Every writer will give you a different take on this, but here’s mine:

If you write some fiction that takes place in the real world—be it the past, present, or not-too-distant future—both you and your readers get to take a lot for granted. There are 24 hours in a day, four seasons in a year, one moon in orbit, and when you refer to Ancient Egypt, readers will rightfully think of sand, pyramids, anthropomorphic gods, and maybe mummies. If a character pulls out a gun, the reader understands the concept, even if they don’t know the physics of firearms. So you don’t have to waste any time educating the reader about anything new. You can hit the ground running. I suppose it could be reasoned that this is why mystery, romance, and non-genre fiction get the most sales. There’s less work for both author and reader with "real world" fiction. But nah, I think their popularity probably has more to do with the zeitgeist of modern society.

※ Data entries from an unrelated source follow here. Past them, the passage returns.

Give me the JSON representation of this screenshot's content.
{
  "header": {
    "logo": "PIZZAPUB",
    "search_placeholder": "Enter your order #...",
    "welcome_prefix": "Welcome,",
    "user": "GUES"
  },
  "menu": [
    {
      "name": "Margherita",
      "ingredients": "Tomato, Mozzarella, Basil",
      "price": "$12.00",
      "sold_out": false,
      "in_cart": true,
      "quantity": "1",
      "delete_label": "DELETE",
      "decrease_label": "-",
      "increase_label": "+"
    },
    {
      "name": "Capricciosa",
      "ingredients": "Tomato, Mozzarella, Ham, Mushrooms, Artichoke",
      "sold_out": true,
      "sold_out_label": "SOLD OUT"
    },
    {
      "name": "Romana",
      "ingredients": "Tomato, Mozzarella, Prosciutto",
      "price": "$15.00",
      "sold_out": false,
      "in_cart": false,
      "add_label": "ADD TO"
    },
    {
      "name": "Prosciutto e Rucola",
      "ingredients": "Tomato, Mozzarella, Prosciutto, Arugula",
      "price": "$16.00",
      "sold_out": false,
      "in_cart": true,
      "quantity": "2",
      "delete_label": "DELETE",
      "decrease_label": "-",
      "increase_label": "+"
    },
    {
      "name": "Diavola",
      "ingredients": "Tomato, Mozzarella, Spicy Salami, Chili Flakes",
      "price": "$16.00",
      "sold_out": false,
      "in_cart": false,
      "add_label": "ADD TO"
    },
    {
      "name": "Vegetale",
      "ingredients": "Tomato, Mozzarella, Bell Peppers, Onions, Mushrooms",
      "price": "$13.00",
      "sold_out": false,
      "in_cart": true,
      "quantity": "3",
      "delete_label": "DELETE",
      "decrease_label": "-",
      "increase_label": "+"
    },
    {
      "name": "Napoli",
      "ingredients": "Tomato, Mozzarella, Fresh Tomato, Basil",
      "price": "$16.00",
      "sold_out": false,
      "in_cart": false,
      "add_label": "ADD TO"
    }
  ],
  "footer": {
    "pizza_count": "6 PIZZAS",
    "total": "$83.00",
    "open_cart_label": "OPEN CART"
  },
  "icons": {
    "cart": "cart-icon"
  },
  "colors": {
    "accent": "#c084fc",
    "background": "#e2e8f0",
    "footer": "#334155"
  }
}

With fantasy—or outlandish science fiction—storytelling is quite a bit more work . . . if you don’t want to cheat.

Why do I say cheating? In Star Wars, seeing two suns in the sky on Luke’s home planet of Tatooine might suggest an unusual daylight scheme. Are there, in fact, 24 hours in a day? (If so, then the circumference of Tatooine also happens to be 24,901.55 miles; if not, then it spins faster or slower to compensate to make a full rotation in 24 hours.) Do day and night have the same ratio as on Earth? Is Tatooine’s cycle around one or both of its suns the same as ours? If not, then years don’t mean the same thing. How many years old is Luke, then? Supposedly he's 19 years old in the first film. Now, is that in Earth years or Tatooine years? George Lucas didn’t worry about stuff like this because it wasn’t the point of his story (and might even have detracted from the story if he had).

But readers who appreciate immersive science fiction might demand to know such things. Such readers may well have chased down those answers in the Star Wars novels. Or maybe those in charge of the Star Wars Expanded Universe are content to gloss over those details? (Which would mean that Tatooine, Alderaan, and Coruscant are all the same size or in the same sort of orbits.) I wouldn’t know.

I may be picking on Star Wars, but it’s true for most other fantasy settings. Most of them feature worlds which are conveniently similar to ours, so that the authors don’t have to worry about such details.

With Middle-earth, Tolkien didn’t need to worry about this problem much because Middle-earth was Earth all along (and shared the same night sky, moon, and presumably the same solar system), or at least an alternate Earth. He told us only what needed telling, and if something was quite different about his setting than our understanding of Earth then he did address it. Usually. Magic, goblins, Elves, Wizards, orcs . . . these things he fleshed out quite extensively so that you do understand, more or less, where they fit into the big picture.

But what about if you’re creating a new world of your own, as I am, and you don’t want to take the easy way out? Then you’ve got physical, cultural, and environmental factors to flesh out and make clear to the reader so that they can follow the plotline. If you don’t address them, discerning readers will eventually wonder . . .

  • How many hours in a day?
  • How many days in a month? In a year?
  • Are there 7 days a week? If so, why? Isn’t our calendar astrology- or Bible-based, and therefore quite specific to Earth?
  • Is the world round? Do the people know it?
  • Is the character dialogue we’re reading merely being “translated” into English from some fantasy languages just for our benefit? Or am I to believe that Latin-based English is what these characters are really speaking?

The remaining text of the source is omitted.